Show HN: Days Since Last Elon(dayssincelastelon.com) A toy project I created to track the appearance of the text "Elon" on the front pages of various news sites. |
Show HN: Days Since Last Elon(dayssincelastelon.com) A toy project I created to track the appearance of the text "Elon" on the front pages of various news sites. |
Also maybe you shouldn't be counting news aggregators like Google News? Its basically double counting since its already on some other site.
I'm basically scanning for <a> tags and searching the text within. Doing a Google News inspect, it appears that their links actually have no text, but are sibling elements of an <h#> tag. So, I need to figure out how to parse that correctly...
I just checked Google News myself, and you are correct that the sibling <h#> tag has the text. However, the <a> tag with the link has it too, but as a prop instead of being nested inside. Unless I am mistaken about the use case of that prop here, you can just extract the text from the aria-label property of the <a> tag.

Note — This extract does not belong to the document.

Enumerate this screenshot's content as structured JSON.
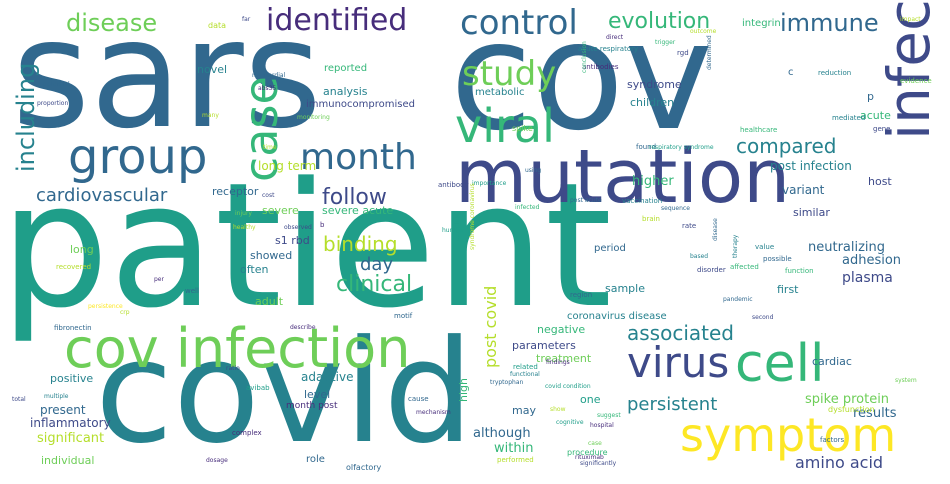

And in case you want to proceed with parsing text from the sibling <h#> tag instead, you can just get the list of the parent <article> tag children nodes (yourAnchorTagNode.parentNode.parentNode.children; had to do a double .parentNode, because the <a> tag is wrapped in a singular <div> tag) and then search for the only <h#> tag there. That will be your target tag with the text.
What seemed off to you?
Can't open Twitter without one of Elon's tweets on top of it.
I was _hoping_ to get away with the same xml-parsing for each site, but I guess I'll need to customize
My logic is that it is very unlikely that another website will copy over the exact html layout of Google News, so the <h#> is only going to work there. But I bet that Google News is far from the only website that has the article title text inside the aria-label prop in the <a> tag.
So you can cover a heavy majority of websites you care about (if not all of them) by just checking both the inner text and (in case the inner text is absent) the aria-label prop. No need for any custom logic implemented just for Google News, as it would likely solve this issue for a lot of other sources.